Dit roept de vraag op of de aftrekbaarheid van rente van consumptieve schulden beperkt moet worden in het nieuwe stelsel. Wat vindt u hiervan?
De scenario analyse in deze vraag getuigt een erg hoog wantrouwen jegens de burger óf het onterecht voorspiegelen dat de uitzondering de regel is óf het onterecht voorspiegelen van gebruik van de huidige regeling als ongewenst gebruik én het onjuist voorspiegelen van de huidige regeling (zowel de IB2001 als tussenregeling 2023-2026 is actief). De vraagstelling in deze vraag laat in ieder geval wel zien dat de Belastingdienst erg goed is in het stellen van (mis)leidende vragen o.b.v. informatie die niet aansluit bij de eigen documentatie (in dit geval Hoofdstuk 2 van de Memorie van Toelichting Hoofdstuk 1 tm 3). Er is hier duidelijk sprake van een vraag gericht op het krijgen van een respons waardoor de huidige non-box 3 betalers met hoge schulden óók belasting gaan betalen. Met andere woorden, de vraag speelt handig in op het mogelijk aanwezige (on)rechtvaardigheidsgevoel van degenen die wel box 3 belasting betalen.

De aftrekbaarheid van rente over consumptieve schulden moet niet beperkt worden in het nieuwe stelsel. Het gezonde verstand zegt dat het nieuwe stelsel er überhaupt niet moet komen.
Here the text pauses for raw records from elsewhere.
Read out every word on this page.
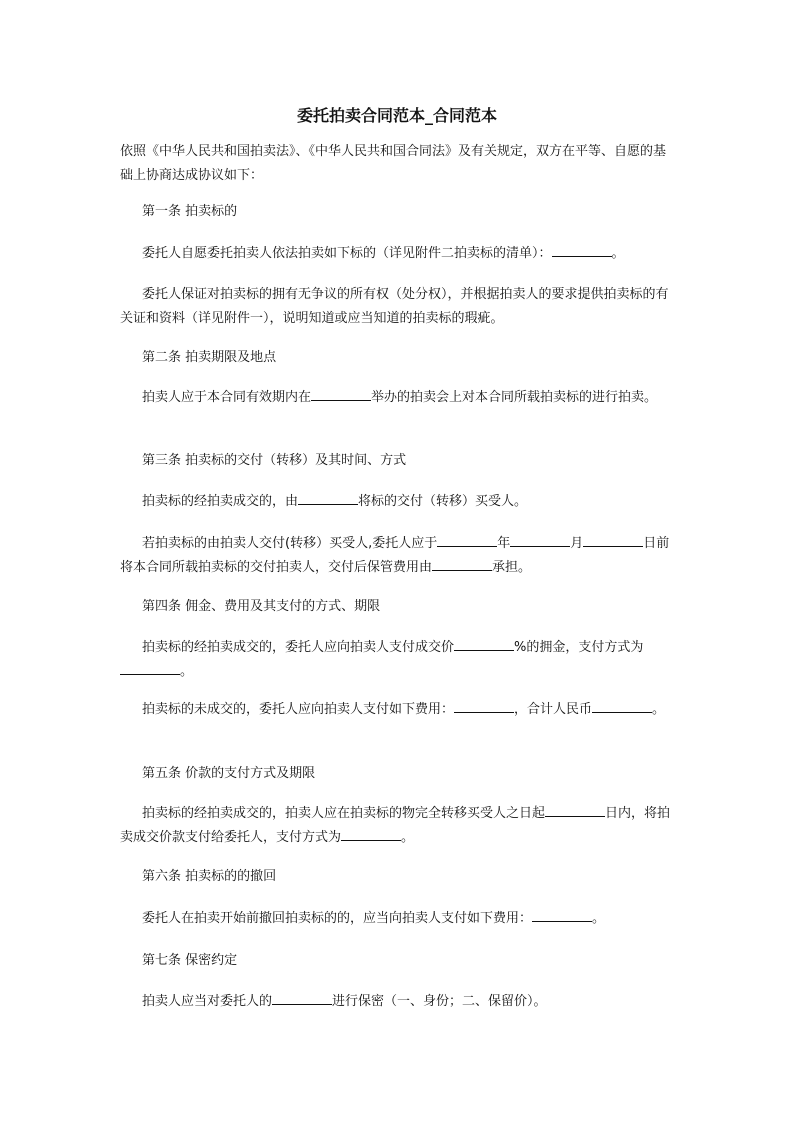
委托拍卖合同范本_合同范本

依照《中华人民共和国拍卖法》、《中华人民共和国合同法》及有关规定，双方在平等、自愿的基础上协商达成协议如下：

第一条 拍卖标的

委托人自愿委托拍卖人依法拍卖如下标的（详见附件二拍卖标的清单）：	。

委托人保证对拍卖标的拥有无争议的所有权（处分权），并根据拍卖人的要求提供拍卖标的有关证和资料（详见附件一），说明知道或应当知道的拍卖标的瑕疵。

第二条 拍卖期限及地点

拍卖人应于本合同有效期内在	举办的拍卖会上对本合同所载拍卖标的进行拍卖。

第三条 拍卖标的交付（转移）及其时间、方式

拍卖标的经拍卖成交的，由	将标的交付（转移）买受人。

若拍卖标的由拍卖人交付(转移）买受人,委托人应于	年	月	日前将本合同所载拍卖标的交付拍卖人，交付后保管费用由	承担。

第四条 佣金、费用及其支付的方式、期限

拍卖标的经拍卖成交的，委托人应向拍卖人支付成交价	%的拥金，支付方式为。

拍卖标的未成交的，委托人应向拍卖人支付如下费用：	，合计人民币	。

第五条 价款的支付方式及期限

拍卖标的经拍卖成交的，拍卖人应在拍卖标的物完全转移买受人之日起	日内，将拍卖成交价款支付给委托人，支付方式为	。

第六条 拍卖标的的撤回

委托人在拍卖开始前撤回拍卖标的的，应当向拍卖人支付如下费用：	。

第七条 保密约定

拍卖人应当对委托人的	进行保密（一、身份；二、保留价）。
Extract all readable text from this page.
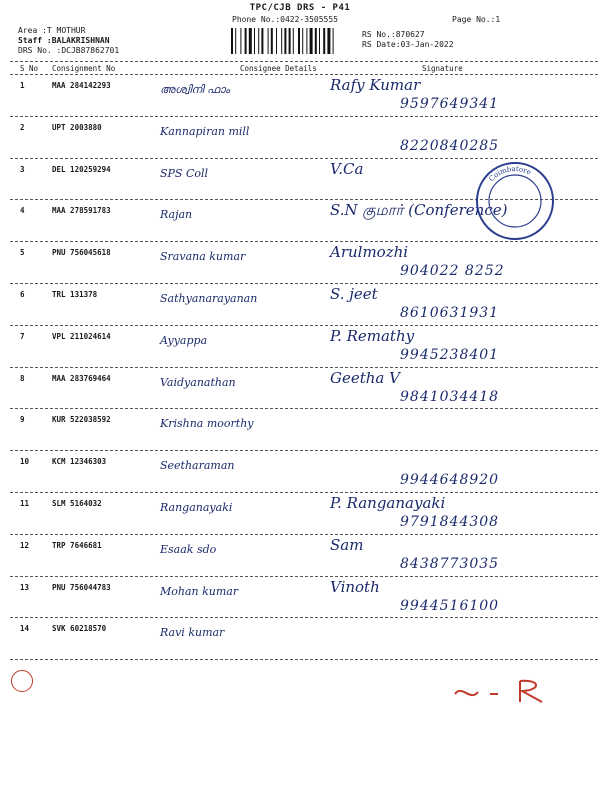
TPC/CJB DRS - P41
Phone No.:0422-3505555	Page No.:1
Area :T MOTHUR
Staff :BALAKRISHNAN
DRS No. :DCJB87862701
RS No.:870627
RS Date:03-Jan-2022
S No Consignment No	Consignee Details	Signature
1	MAA 284142293	അശ്വിനി ഫാം	Rafy Kumar
9597649341
2	UPT 2003880	Kannapiran mill
8220840285
3	DEL 120259294	SPS Coll	V.Ca
4	MAA 278591783	Rajan	S.N குமார் (Conference)
5	PNU 756045618	Sravana kumar	Arulmozhi
904022 8252
6	TRL 131378	Sathyanarayanan	S. jeet
8610631931
7	VPL 211024614	Ayyappa	P. Remathy
9945238401
8	MAA 283769464	Vaidyanathan	Geetha V
9841034418
9	KUR 522038592	Krishna moorthy
10	KCM 12346303	Seetharaman
9944648920
11	SLM 5164032	Ranganayaki	P. Ranganayaki
9791844308
12	TRP 7646681	Esaak sdo	Sam
8438773035
13	PNU 756044783	Mohan kumar	Vinoth
9944516100
14	SVK 60218570	Ravi kumar
Coimbatore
Zie inhoudelijke onderbouwing in bijgevoegd document.

Vraag6

Onroerende zaken
a. Om onder het forfait voor de eerste woning sparen en beleggen te vallen, moet sprake zijn van hoofdzakelijk eigen gebruik van de (vakantie)woning. Dit is 70%. Onder het voorstel wordt dit bepaald door weken en dagen te tellen. Een andere mogelijkheid zou zijn om bijvoorbeeld uit te gaan van een maximale huuropbrengst in verhouding tot de WOZ-waarde om zeker te stellen dat de woning vooral voor eigen gebruik is. Wij vernemen graag van u, hoe u denkt dat het zeker stellen dat er sprake is van hoofdzakelijk gebruik bij de eerste woning sparen en beleggen het beste te bepalen is.
b. In het voorgestelde ontwerp kan voor wat betreft onroerende zaken één woning (per huishouden) onder het forfait eerste woning sparen en beleggen vallen. Wanneer deze niet meer voldoet aan het criterium ‘hoofdzakelijk voor eigen gebruik’, maar bijvoorbeeld het gehele jaar wordt verhuurd, wordt de woning verplaatst naar een vermogenswinstregime voor onroerende zaken. Om arbitrage te voorkomen en het voor de belastingplichtige en Belastingdienst eenvoudig te houden, wordt voorgesteld dat de woning daarna niet meer terug kan naar het regime van het forfait voor de eerste woning sparen en beleggen. Ook niet wanneer deze daarna weer voor hoofdzakelijk eigen gebruik wordt gebruikt. Wij vragen uw input ten aanzien van dit voorstel, waar een afweging gemaakt moet worden tussen het voorkomen van arbitrage en uitvoerbaarheid én de feiten en omstandigheden die zich bij belastingplichtigen kunnen voordoen.
6a. Door het te vragen aan de belastingbetaler, zoals voorgesteld in het consultatie document 'Memorie van Toelichting' en zoals verwoord in 6b. Deze vraag en oplossing worden niet gegeven in het wetsvoorstel. En is daarmee eigenlijk een misleidende vraag. Inkomsten van 60 dagen BnB verhuur zoals toegestaan door veel gemeentes kan cijfermatig al leiden tot zeer hoge rendementen en onjuiste conclusies over het privé gebruik. 60 dagen op 365 dagen is ver onder de toegestane 30% verhuurd aan derden.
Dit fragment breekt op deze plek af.